En tal panorama, ¿cuáles son esos acontecimientos corrosivos relevantes? Grosso modo, tres.
El primero, de tintes tragicómicos, se corresponde con las explicaciones estrambóticas a ciertos fracasos específicos. El más reciente fue el de la vice-ministra de la Industria Alimentaria, Midalys Naranjo, quien con la mayor naturalidad del mundo aseguró: “Aunque somos un país rodeado de mar, es oportuno decir que nuestras aguas no poseen los niveles de pescados que nosotros necesitamos”. Con igual naturalidad, se anunció hace algunas semanas la necesaria limitación en el consumo de pollo a los mayores de 14 años. Estos deben contentarse, de ahora en adelante, con mortadela y una pasta cárnica de origen poco definible y que el pueblo cubano denomina picadillo. La indignación está alcanzando ribetes difíciles de imaginar.
Un segundo asunto es el coqueteo con Pekín, Moscú y el Vaticano, cuyas perspectivas, pese a los anuncios y algunos gestos, se ve poco promisorio. A empresas de los dos primeros les han ofrecido grandes privilegios tributarios; incluso el usufructo de tierras hasta por 30 años. Algo nunca antes visto. Sin embargo, en la relación con ambos se cruza el insalvable deber de pagar deudas y la segurísima eventualidad de ser manejados como peones en el tablero geopolítico mundial. Estos herederos de Fidel Castro recuerdan con malestar cuando Nikita Jrushov retiró los misiles en 1962 sin siquiera avisarles. En ese entonces, los Castros alentaron a la plebe en la Plaza de la Revolución a gritar “Nikita, mariquita, lo que se da, no se quita”.
En este delicado enjambre externo, el nudo básico a resolver ahora es la sucesión del general Luis Alberto Rodríguez, quien falleció sorpresivamente el 1 de julio. Fue un sagaz y diestro (además de exyerno de Raúl Castro) conductor de esta delicada apertura. Rodríguez estaba configurando, no sin dificultades, un modelo de clara inspiración batistiana, cuyo eje central era el turismo total para chinos y rusos.
Luego, con el Vaticano, las cosas marchan más lento de lo previsto, pese a que el actual papa es mirado con entusiasmo. Les gusta que sea jesuita y tenga tan fuerte talante peronista, pero les cuesta aceptar la exigencia de Bergoglio de liberar a un número significativo de los manifestantes de 2021 e introducir más libertades religiosas.

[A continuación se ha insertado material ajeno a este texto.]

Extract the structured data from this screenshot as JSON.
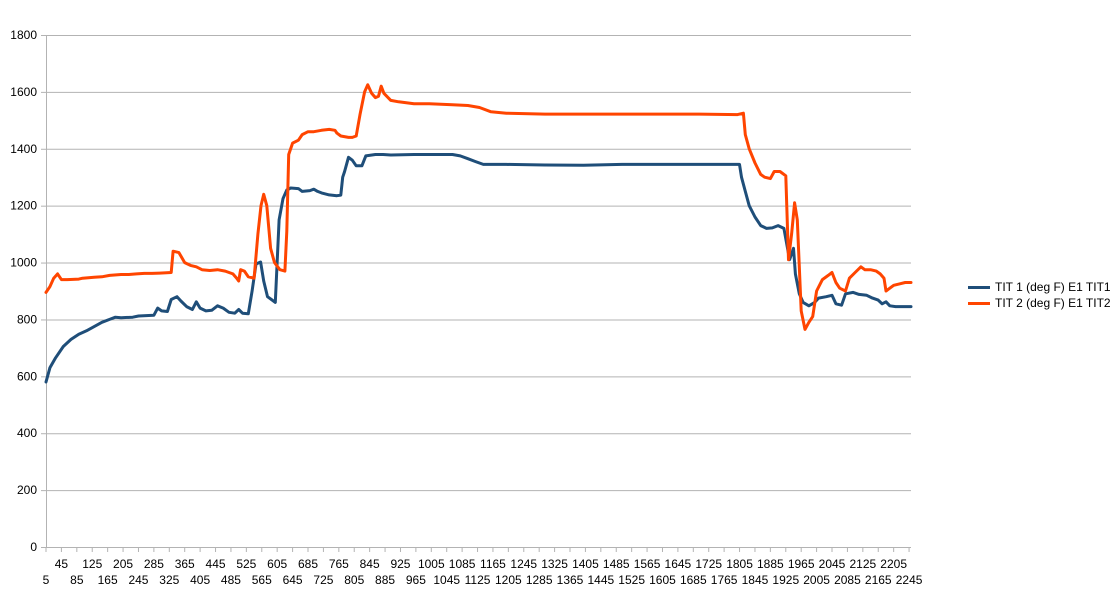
{
  "chart_data": {
    "type": "line",
    "title": "",
    "xlabel": "",
    "ylabel": "",
    "ylim": [
      0,
      1800
    ],
    "yticks": [
      0,
      200,
      400,
      600,
      800,
      1000,
      1200,
      1400,
      1600,
      1800
    ],
    "xlim": [
      5,
      2250
    ],
    "xticks_top": [
      "45",
      "125",
      "205",
      "285",
      "365",
      "445",
      "525",
      "605",
      "685",
      "765",
      "845",
      "925",
      "1005",
      "1085",
      "1165",
      "1245",
      "1325",
      "1405",
      "1485",
      "1565",
      "1645",
      "1725",
      "1805",
      "1885",
      "1965",
      "2045",
      "2125",
      "2205"
    ],
    "xticks_bottom": [
      "5",
      "85",
      "165",
      "245",
      "325",
      "405",
      "485",
      "565",
      "645",
      "725",
      "805",
      "885",
      "965",
      "1045",
      "1125",
      "1205",
      "1285",
      "1365",
      "1445",
      "1525",
      "1605",
      "1685",
      "1765",
      "1845",
      "1925",
      "2005",
      "2085",
      "2165",
      "2245"
    ],
    "grid": true,
    "legend_position": "right",
    "series": [
      {
        "name": "TIT 1 (deg F) E1 TIT1",
        "color": "#1f4e79",
        "points": [
          [
            5,
            580
          ],
          [
            15,
            630
          ],
          [
            30,
            665
          ],
          [
            50,
            705
          ],
          [
            70,
            730
          ],
          [
            90,
            748
          ],
          [
            110,
            760
          ],
          [
            130,
            775
          ],
          [
            150,
            790
          ],
          [
            170,
            800
          ],
          [
            185,
            808
          ],
          [
            200,
            806
          ],
          [
            230,
            808
          ],
          [
            245,
            812
          ],
          [
            285,
            815
          ],
          [
            295,
            840
          ],
          [
            305,
            830
          ],
          [
            320,
            828
          ],
          [
            330,
            870
          ],
          [
            345,
            880
          ],
          [
            355,
            865
          ],
          [
            370,
            845
          ],
          [
            385,
            835
          ],
          [
            395,
            862
          ],
          [
            405,
            840
          ],
          [
            420,
            830
          ],
          [
            435,
            832
          ],
          [
            450,
            848
          ],
          [
            465,
            840
          ],
          [
            480,
            825
          ],
          [
            495,
            822
          ],
          [
            505,
            835
          ],
          [
            515,
            822
          ],
          [
            530,
            820
          ],
          [
            540,
            900
          ],
          [
            550,
            995
          ],
          [
            562,
            1002
          ],
          [
            570,
            935
          ],
          [
            580,
            880
          ],
          [
            590,
            870
          ],
          [
            600,
            860
          ],
          [
            610,
            1150
          ],
          [
            620,
            1225
          ],
          [
            630,
            1255
          ],
          [
            640,
            1262
          ],
          [
            660,
            1260
          ],
          [
            670,
            1250
          ],
          [
            690,
            1253
          ],
          [
            700,
            1258
          ],
          [
            710,
            1250
          ],
          [
            720,
            1245
          ],
          [
            740,
            1238
          ],
          [
            760,
            1235
          ],
          [
            770,
            1237
          ],
          [
            775,
            1300
          ],
          [
            780,
            1320
          ],
          [
            790,
            1370
          ],
          [
            800,
            1360
          ],
          [
            810,
            1340
          ],
          [
            825,
            1340
          ],
          [
            835,
            1375
          ],
          [
            860,
            1380
          ],
          [
            880,
            1380
          ],
          [
            900,
            1378
          ],
          [
            960,
            1380
          ],
          [
            1020,
            1380
          ],
          [
            1060,
            1380
          ],
          [
            1080,
            1375
          ],
          [
            1100,
            1365
          ],
          [
            1120,
            1355
          ],
          [
            1140,
            1345
          ],
          [
            1200,
            1345
          ],
          [
            1300,
            1343
          ],
          [
            1400,
            1342
          ],
          [
            1500,
            1345
          ],
          [
            1600,
            1345
          ],
          [
            1700,
            1345
          ],
          [
            1805,
            1345
          ],
          [
            1810,
            1300
          ],
          [
            1820,
            1250
          ],
          [
            1830,
            1200
          ],
          [
            1845,
            1160
          ],
          [
            1860,
            1130
          ],
          [
            1875,
            1120
          ],
          [
            1890,
            1122
          ],
          [
            1905,
            1130
          ],
          [
            1920,
            1120
          ],
          [
            1935,
            1010
          ],
          [
            1945,
            1050
          ],
          [
            1950,
            960
          ],
          [
            1960,
            890
          ],
          [
            1970,
            860
          ],
          [
            1985,
            848
          ],
          [
            2000,
            860
          ],
          [
            2010,
            875
          ],
          [
            2030,
            880
          ],
          [
            2045,
            885
          ],
          [
            2055,
            855
          ],
          [
            2070,
            850
          ],
          [
            2080,
            890
          ],
          [
            2100,
            895
          ],
          [
            2115,
            888
          ],
          [
            2135,
            885
          ],
          [
            2150,
            875
          ],
          [
            2165,
            868
          ],
          [
            2175,
            855
          ],
          [
            2185,
            862
          ],
          [
            2195,
            848
          ],
          [
            2210,
            845
          ],
          [
            2250,
            845
          ]
        ]
      },
      {
        "name": "TIT 2 (deg F) E1 TIT2",
        "color": "#ff4500",
        "points": [
          [
            5,
            895
          ],
          [
            15,
            915
          ],
          [
            25,
            945
          ],
          [
            35,
            960
          ],
          [
            45,
            940
          ],
          [
            60,
            940
          ],
          [
            90,
            942
          ],
          [
            100,
            945
          ],
          [
            130,
            948
          ],
          [
            150,
            950
          ],
          [
            170,
            955
          ],
          [
            200,
            958
          ],
          [
            220,
            958
          ],
          [
            240,
            960
          ],
          [
            260,
            962
          ],
          [
            280,
            962
          ],
          [
            300,
            963
          ],
          [
            330,
            965
          ],
          [
            335,
            1040
          ],
          [
            350,
            1035
          ],
          [
            365,
            1000
          ],
          [
            380,
            990
          ],
          [
            395,
            985
          ],
          [
            410,
            975
          ],
          [
            430,
            972
          ],
          [
            450,
            975
          ],
          [
            470,
            970
          ],
          [
            490,
            960
          ],
          [
            500,
            945
          ],
          [
            505,
            935
          ],
          [
            510,
            975
          ],
          [
            520,
            970
          ],
          [
            530,
            950
          ],
          [
            545,
            945
          ],
          [
            555,
            1100
          ],
          [
            563,
            1200
          ],
          [
            570,
            1240
          ],
          [
            578,
            1200
          ],
          [
            588,
            1050
          ],
          [
            598,
            1000
          ],
          [
            612,
            975
          ],
          [
            625,
            970
          ],
          [
            630,
            1110
          ],
          [
            635,
            1380
          ],
          [
            645,
            1420
          ],
          [
            660,
            1430
          ],
          [
            670,
            1450
          ],
          [
            685,
            1460
          ],
          [
            700,
            1460
          ],
          [
            720,
            1465
          ],
          [
            740,
            1468
          ],
          [
            755,
            1465
          ],
          [
            760,
            1455
          ],
          [
            770,
            1445
          ],
          [
            790,
            1440
          ],
          [
            800,
            1440
          ],
          [
            810,
            1445
          ],
          [
            820,
            1520
          ],
          [
            832,
            1600
          ],
          [
            840,
            1625
          ],
          [
            850,
            1595
          ],
          [
            860,
            1580
          ],
          [
            868,
            1585
          ],
          [
            875,
            1620
          ],
          [
            882,
            1595
          ],
          [
            900,
            1570
          ],
          [
            920,
            1565
          ],
          [
            960,
            1558
          ],
          [
            1000,
            1558
          ],
          [
            1060,
            1555
          ],
          [
            1100,
            1552
          ],
          [
            1130,
            1545
          ],
          [
            1160,
            1530
          ],
          [
            1200,
            1525
          ],
          [
            1300,
            1522
          ],
          [
            1400,
            1522
          ],
          [
            1500,
            1522
          ],
          [
            1600,
            1522
          ],
          [
            1700,
            1522
          ],
          [
            1800,
            1520
          ],
          [
            1815,
            1525
          ],
          [
            1820,
            1450
          ],
          [
            1830,
            1400
          ],
          [
            1845,
            1350
          ],
          [
            1860,
            1310
          ],
          [
            1870,
            1300
          ],
          [
            1885,
            1295
          ],
          [
            1895,
            1320
          ],
          [
            1910,
            1320
          ],
          [
            1925,
            1305
          ],
          [
            1932,
            1010
          ],
          [
            1940,
            1100
          ],
          [
            1948,
            1210
          ],
          [
            1955,
            1150
          ],
          [
            1965,
            830
          ],
          [
            1975,
            765
          ],
          [
            1985,
            790
          ],
          [
            1995,
            810
          ],
          [
            2005,
            900
          ],
          [
            2020,
            940
          ],
          [
            2035,
            955
          ],
          [
            2045,
            965
          ],
          [
            2055,
            930
          ],
          [
            2065,
            910
          ],
          [
            2080,
            900
          ],
          [
            2090,
            945
          ],
          [
            2105,
            965
          ],
          [
            2120,
            985
          ],
          [
            2130,
            975
          ],
          [
            2145,
            975
          ],
          [
            2160,
            970
          ],
          [
            2170,
            960
          ],
          [
            2180,
            945
          ],
          [
            2185,
            900
          ],
          [
            2195,
            910
          ],
          [
            2205,
            920
          ],
          [
            2220,
            925
          ],
          [
            2235,
            930
          ],
          [
            2250,
            930
          ]
        ]
      }
    ]
  }
}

Luego, un tercer asunto relevante es el verdadero hundimiento energético, tras un incendio de dimensiones colosales, ocurrido hace justamente un año. El fuego arrasó las instalaciones industriales de Matanzas donde explotaron dos grandes depósitos de crudo. Según las autoridades, fue producto del impacto de rayos. Sin embargo, al no ser Cuba precisamente una potencia industrial, la devastada infraestructura era crucial. Irreemplazable para el abastecimiento de toda la isla. Desde entonces, los cortes de luz se han hecho demasiado frecuentes y el malestar de la población crece.
En síntesis, la etapa crítica en que ha entrado el régimen cubano tras las manifestaciones de 2021, tiene ingredientes muy explosivos. Ya no sólo hay incomodidad por la falta de libertades. Los jóvenes siguen mostrando estupor. Pero también han entrado a gravitar cuestiones propias de la subsistencia de una masa de personas (once millones) que, en el decir de Marx, ya nada tienen que perder.
El cuadro se ve extremo. La elite díaz-canelista sigue en la estupefacción e inacción, ya por segundo año. Es como si estuviera esperando a Godot. Esos vagabundos zaparrastrosos que divagan conversando mientras esperan un “algo” que jamás llega.